By Francis M. Smith
Dislocated shoulder injuries sometimes appear in fictional media like television and movies, and the injured action-hero usually resolves the injury by popping the bones back into place themselves. This serves to underscore how tough the character is – but in a real-life situation in which you have sustained a dislocated shoulder injury as a result of a car crash or other accident, you should seek immediate medical treatment, as dislocations can result in damage to the nerves and blood vessels surrounding the joint.
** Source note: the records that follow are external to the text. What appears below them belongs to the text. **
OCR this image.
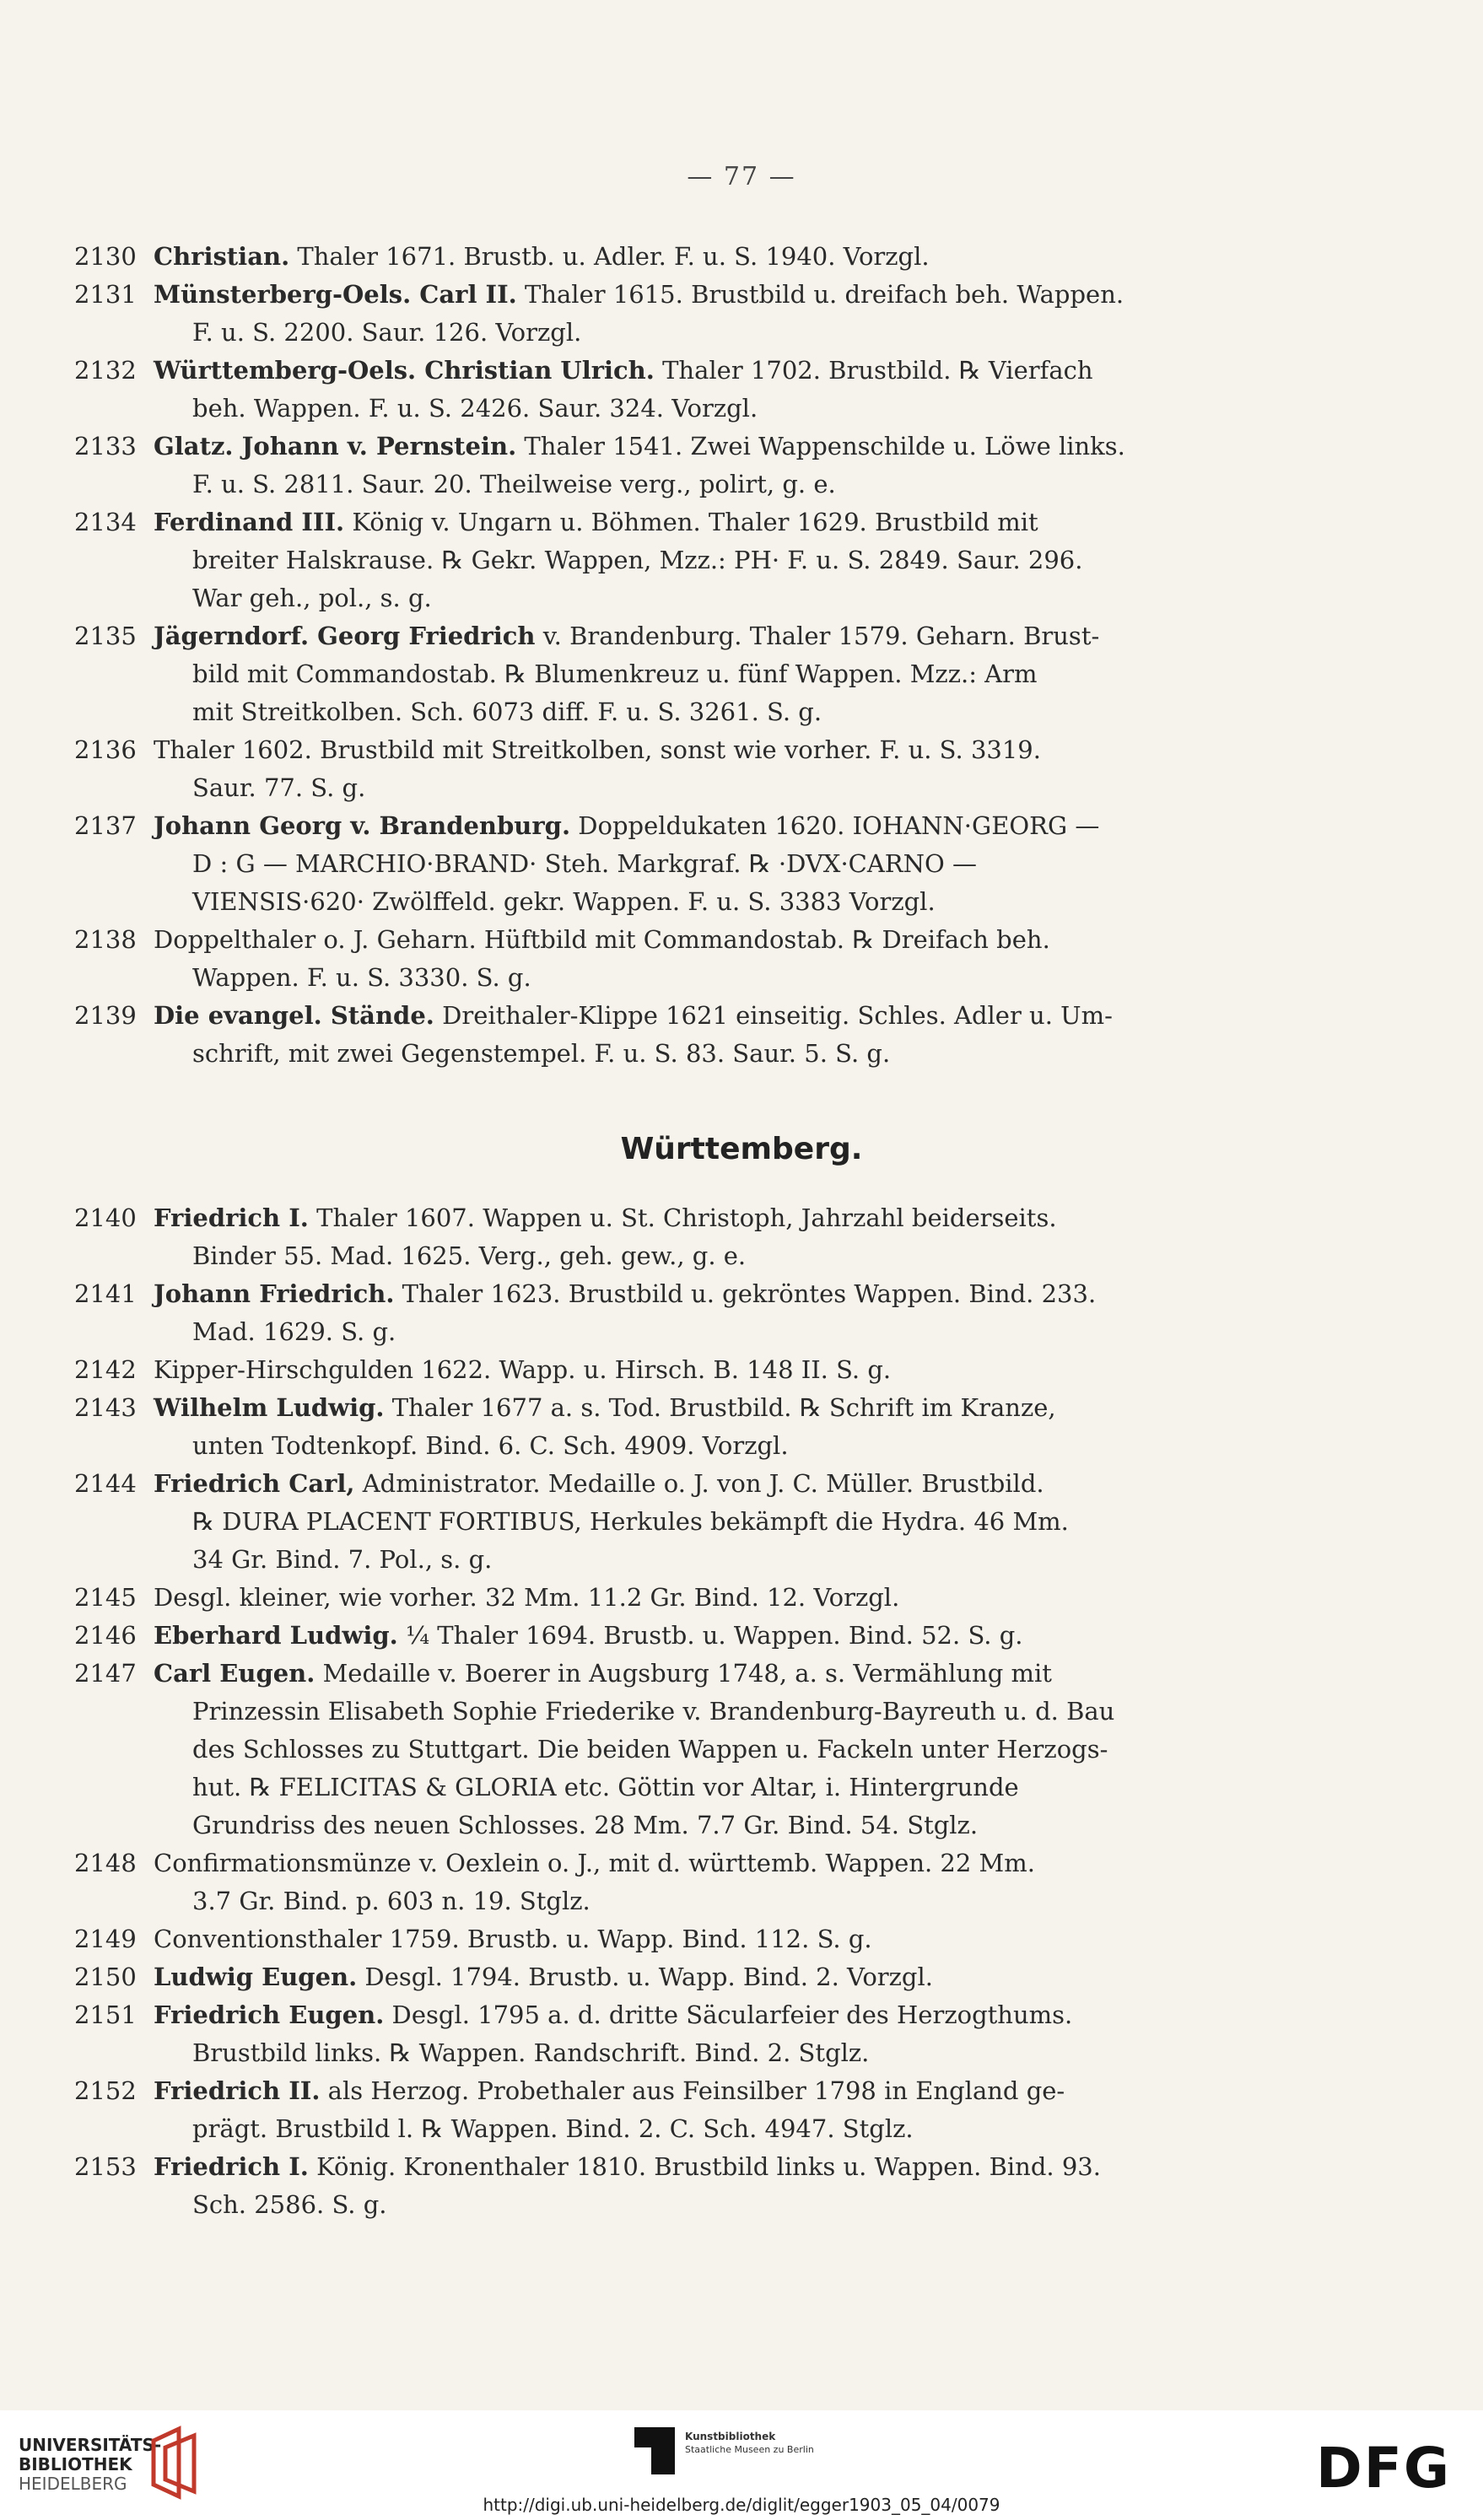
— 77 —
2130 Christian. Thaler 1671. Brustb. u. Adler. F. u. S. 1940. Vorzgl.
2131 Münsterberg-Oels. Carl II. Thaler 1615. Brustbild u. dreifach beh. Wappen.
F. u. S. 2200. Saur. 126. Vorzgl.
2132 Württemberg-Oels. Christian Ulrich. Thaler 1702. Brustbild. ℞ Vierfach
beh. Wappen. F. u. S. 2426. Saur. 324. Vorzgl.
2133 Glatz. Johann v. Pernstein. Thaler 1541. Zwei Wappenschilde u. Löwe links.
F. u. S. 2811. Saur. 20. Theilweise verg., polirt, g. e.
2134 Ferdinand III. König v. Ungarn u. Böhmen. Thaler 1629. Brustbild mit
breiter Halskrause. ℞ Gekr. Wappen, Mzz.: PH· F. u. S. 2849. Saur. 296.
War geh., pol., s. g.
2135 Jägerndorf. Georg Friedrich v. Brandenburg. Thaler 1579. Geharn. Brust-
bild mit Commandostab. ℞ Blumenkreuz u. fünf Wappen. Mzz.: Arm
mit Streitkolben. Sch. 6073 diff. F. u. S. 3261. S. g.
2136 Thaler 1602. Brustbild mit Streitkolben, sonst wie vorher. F. u. S. 3319.
Saur. 77. S. g.
2137 Johann Georg v. Brandenburg. Doppeldukaten 1620. IOHANN·GEORG —
D : G — MARCHIO·BRAND· Steh. Markgraf. ℞ ·DVX·CARNO —
VIENSIS·620· Zwölffeld. gekr. Wappen. F. u. S. 3383 Vorzgl.
2138 Doppelthaler o. J. Geharn. Hüftbild mit Commandostab. ℞ Dreifach beh.
Wappen. F. u. S. 3330. S. g.
2139 Die evangel. Stände. Dreithaler-Klippe 1621 einseitig. Schles. Adler u. Um-
schrift, mit zwei Gegenstempel. F. u. S. 83. Saur. 5. S. g.
Württemberg.
2140 Friedrich I. Thaler 1607. Wappen u. St. Christoph, Jahrzahl beiderseits.
Binder 55. Mad. 1625. Verg., geh. gew., g. e.
2141 Johann Friedrich. Thaler 1623. Brustbild u. gekröntes Wappen. Bind. 233.
Mad. 1629. S. g.
2142 Kipper-Hirschgulden 1622. Wapp. u. Hirsch. B. 148 II. S. g.
2143 Wilhelm Ludwig. Thaler 1677 a. s. Tod. Brustbild. ℞ Schrift im Kranze,
unten Todtenkopf. Bind. 6. C. Sch. 4909. Vorzgl.
2144 Friedrich Carl, Administrator. Medaille o. J. von J. C. Müller. Brustbild.
℞ DURA PLACENT FORTIBUS, Herkules bekämpft die Hydra. 46 Mm.
34 Gr. Bind. 7. Pol., s. g.
2145 Desgl. kleiner, wie vorher. 32 Mm. 11.2 Gr. Bind. 12. Vorzgl.
2146 Eberhard Ludwig. ¼ Thaler 1694. Brustb. u. Wappen. Bind. 52. S. g.
2147 Carl Eugen. Medaille v. Boerer in Augsburg 1748, a. s. Vermählung mit
Prinzessin Elisabeth Sophie Friederike v. Brandenburg-Bayreuth u. d. Bau
des Schlosses zu Stuttgart. Die beiden Wappen u. Fackeln unter Herzogs-
hut. ℞ FELICITAS & GLORIA etc. Göttin vor Altar, i. Hintergrunde
Grundriss des neuen Schlosses. 28 Mm. 7.7 Gr. Bind. 54. Stglz.
2148 Confirmationsmünze v. Oexlein o. J., mit d. württemb. Wappen. 22 Mm.
3.7 Gr. Bind. p. 603 n. 19. Stglz.
2149 Conventionsthaler 1759. Brustb. u. Wapp. Bind. 112. S. g.
2150 Ludwig Eugen. Desgl. 1794. Brustb. u. Wapp. Bind. 2. Vorzgl.
2151 Friedrich Eugen. Desgl. 1795 a. d. dritte Säcularfeier des Herzogthums.
Brustbild links. ℞ Wappen. Randschrift. Bind. 2. Stglz.
2152 Friedrich II. als Herzog. Probethaler aus Feinsilber 1798 in England ge-
prägt. Brustbild l. ℞ Wappen. Bind. 2. C. Sch. 4947. Stglz.
2153 Friedrich I. König. Kronenthaler 1810. Brustbild links u. Wappen. Bind. 93.
Sch. 2586. S. g.
UNIVERSITÄTS-
BIBLIOTHEK
HEIDELBERG
Kunstbibliothek
Staatliche Museen zu Berlin	DFG
http://digi.ub.uni-heidelberg.de/diglit/egger1903_05_04/0079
Some types of soft tissue injuries associated with shoulder dislocation may require surgery to resolve, and improper or incomplete treatment of the injury may result in a condition known as adhesive capsulitis, or "frozen shoulder."
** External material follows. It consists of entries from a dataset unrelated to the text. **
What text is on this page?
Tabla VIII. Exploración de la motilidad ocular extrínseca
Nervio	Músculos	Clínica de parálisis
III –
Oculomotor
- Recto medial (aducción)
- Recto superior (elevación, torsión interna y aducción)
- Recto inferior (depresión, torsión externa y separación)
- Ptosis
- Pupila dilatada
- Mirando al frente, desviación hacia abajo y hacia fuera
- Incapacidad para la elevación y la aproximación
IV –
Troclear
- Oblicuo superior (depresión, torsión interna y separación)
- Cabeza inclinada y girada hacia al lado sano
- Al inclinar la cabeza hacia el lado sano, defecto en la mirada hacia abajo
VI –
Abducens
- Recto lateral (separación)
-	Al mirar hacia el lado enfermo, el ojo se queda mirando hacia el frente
The shoulder works by means of a ball-and-socket joint, which allows the arm to move forward and backward, up and down, and around in the full range of motion that most people usually experience. When a dislocation injury occurs, the rounded end of the humerus, or upper arm bone, is forced out of the socket, resulting in pain, swelling, and impaired mobility of the arm. Other dislocation injuries that affect the shoulder may involve the clavicle, or collar bone, becoming dislocated at either end. Damage to the bones or soft tissues surrounding the joint may also be involved, especially if the injury is the result of the sort of physical trauma that occurs in a serious car accident.